Один с уверенностью глядит на учителя, просит глазами спросить себя, почешет колени от нетерпения, потом голову. А у другого на лице то выступает, то прячется краска – он сомневается, колеблется. Третий упрямо смотрит вниз, пораженный боязнью, чтоб его не спросили. Иной ковыряет в носу и ничего не слушает. Тот должен быть ужасный силач, а этот черненький – плут. И доску, на которой пишут задачи, заметил, даже мел и тряпку, которою стирают с доски. Кстати тут же представил и себя, как он сидит, какое у него должно быть лицо, что другим приходит на ум, когда они глядят на него, каким он им представляется?

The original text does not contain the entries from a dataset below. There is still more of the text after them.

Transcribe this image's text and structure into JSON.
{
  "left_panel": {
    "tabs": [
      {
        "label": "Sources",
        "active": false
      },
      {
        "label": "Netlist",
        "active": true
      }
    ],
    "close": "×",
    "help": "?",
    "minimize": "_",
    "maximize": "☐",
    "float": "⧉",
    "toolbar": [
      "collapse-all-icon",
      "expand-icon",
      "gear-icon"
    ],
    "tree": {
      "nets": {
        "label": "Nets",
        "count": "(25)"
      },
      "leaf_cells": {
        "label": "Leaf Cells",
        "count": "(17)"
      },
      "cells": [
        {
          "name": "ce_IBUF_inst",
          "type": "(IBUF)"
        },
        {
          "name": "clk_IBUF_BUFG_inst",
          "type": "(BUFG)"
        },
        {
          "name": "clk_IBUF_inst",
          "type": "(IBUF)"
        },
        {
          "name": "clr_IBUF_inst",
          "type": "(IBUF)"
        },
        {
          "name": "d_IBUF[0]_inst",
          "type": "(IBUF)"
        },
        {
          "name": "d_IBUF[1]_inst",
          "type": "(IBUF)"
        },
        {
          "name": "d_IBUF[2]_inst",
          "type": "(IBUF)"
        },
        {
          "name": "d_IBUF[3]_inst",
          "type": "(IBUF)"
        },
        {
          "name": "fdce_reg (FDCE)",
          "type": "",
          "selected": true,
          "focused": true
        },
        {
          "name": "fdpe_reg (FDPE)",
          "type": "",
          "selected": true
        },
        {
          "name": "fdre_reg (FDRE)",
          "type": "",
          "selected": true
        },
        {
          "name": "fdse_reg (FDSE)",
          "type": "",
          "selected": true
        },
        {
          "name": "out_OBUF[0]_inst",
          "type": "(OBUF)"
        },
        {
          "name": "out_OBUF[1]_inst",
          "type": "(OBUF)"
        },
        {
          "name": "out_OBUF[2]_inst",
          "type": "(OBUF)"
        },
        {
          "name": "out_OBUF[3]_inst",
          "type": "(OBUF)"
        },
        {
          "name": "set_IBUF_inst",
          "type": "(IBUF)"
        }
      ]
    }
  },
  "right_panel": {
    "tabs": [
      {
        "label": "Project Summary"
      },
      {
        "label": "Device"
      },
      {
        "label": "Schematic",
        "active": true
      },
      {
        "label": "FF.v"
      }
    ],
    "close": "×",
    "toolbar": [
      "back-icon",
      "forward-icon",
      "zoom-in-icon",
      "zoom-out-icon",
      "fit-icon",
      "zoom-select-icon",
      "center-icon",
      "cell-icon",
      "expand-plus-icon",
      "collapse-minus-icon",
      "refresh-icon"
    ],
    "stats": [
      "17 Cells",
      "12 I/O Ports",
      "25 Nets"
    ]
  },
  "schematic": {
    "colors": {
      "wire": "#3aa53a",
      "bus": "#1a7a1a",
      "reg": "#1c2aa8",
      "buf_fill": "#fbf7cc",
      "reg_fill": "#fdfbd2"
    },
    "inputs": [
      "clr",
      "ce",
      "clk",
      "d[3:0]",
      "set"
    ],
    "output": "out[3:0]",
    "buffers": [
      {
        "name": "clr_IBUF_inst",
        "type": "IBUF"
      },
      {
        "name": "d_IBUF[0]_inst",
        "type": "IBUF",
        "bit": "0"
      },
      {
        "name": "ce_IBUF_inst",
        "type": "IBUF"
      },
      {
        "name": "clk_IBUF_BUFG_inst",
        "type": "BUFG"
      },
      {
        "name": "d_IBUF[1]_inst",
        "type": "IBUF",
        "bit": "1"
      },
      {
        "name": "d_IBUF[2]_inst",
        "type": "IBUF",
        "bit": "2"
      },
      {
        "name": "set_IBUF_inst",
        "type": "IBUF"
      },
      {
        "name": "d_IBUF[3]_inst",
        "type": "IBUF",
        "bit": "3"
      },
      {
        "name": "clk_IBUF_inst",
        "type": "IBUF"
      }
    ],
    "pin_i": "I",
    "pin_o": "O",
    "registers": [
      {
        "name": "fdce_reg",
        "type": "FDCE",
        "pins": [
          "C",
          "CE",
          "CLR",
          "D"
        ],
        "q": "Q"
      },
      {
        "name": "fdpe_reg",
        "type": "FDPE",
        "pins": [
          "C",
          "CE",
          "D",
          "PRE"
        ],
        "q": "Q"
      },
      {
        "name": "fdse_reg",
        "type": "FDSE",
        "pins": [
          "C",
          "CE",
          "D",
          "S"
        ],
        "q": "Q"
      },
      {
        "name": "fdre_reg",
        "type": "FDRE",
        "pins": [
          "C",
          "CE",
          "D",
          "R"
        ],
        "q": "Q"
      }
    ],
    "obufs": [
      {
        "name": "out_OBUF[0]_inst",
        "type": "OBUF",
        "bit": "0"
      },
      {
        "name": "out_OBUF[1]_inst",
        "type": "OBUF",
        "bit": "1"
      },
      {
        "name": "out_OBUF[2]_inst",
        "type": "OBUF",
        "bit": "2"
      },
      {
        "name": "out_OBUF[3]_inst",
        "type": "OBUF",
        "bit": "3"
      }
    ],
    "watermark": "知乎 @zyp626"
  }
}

– О чем я говорил сейчас? – вдруг спросил его учитель, заметив, что он рассеянно бродит глазами по всей комнате.
К удивлению его, Райский сказал ему от слова до слова, что он говорил.
– Что же это значит? – дальше спросил учитель.
Райский не знал: он так же машинально слушал, как и смотрел, и ловил ухом только слова.
Учитель повторил объяснение. Борис опять слушал, как раздавались слова: иное учитель скажет коротко и густо, точно оборвет, другое растянет, будто пропоет, вдруг слов десять посыплются, как орехи.
– Ну? – спросил учитель.
Райский покраснел, даже вспотел немного от страха, что не знает, в чем дело, и молчал.
Это был учитель математики. Он пошел к доске, написал задачу, начал толковать.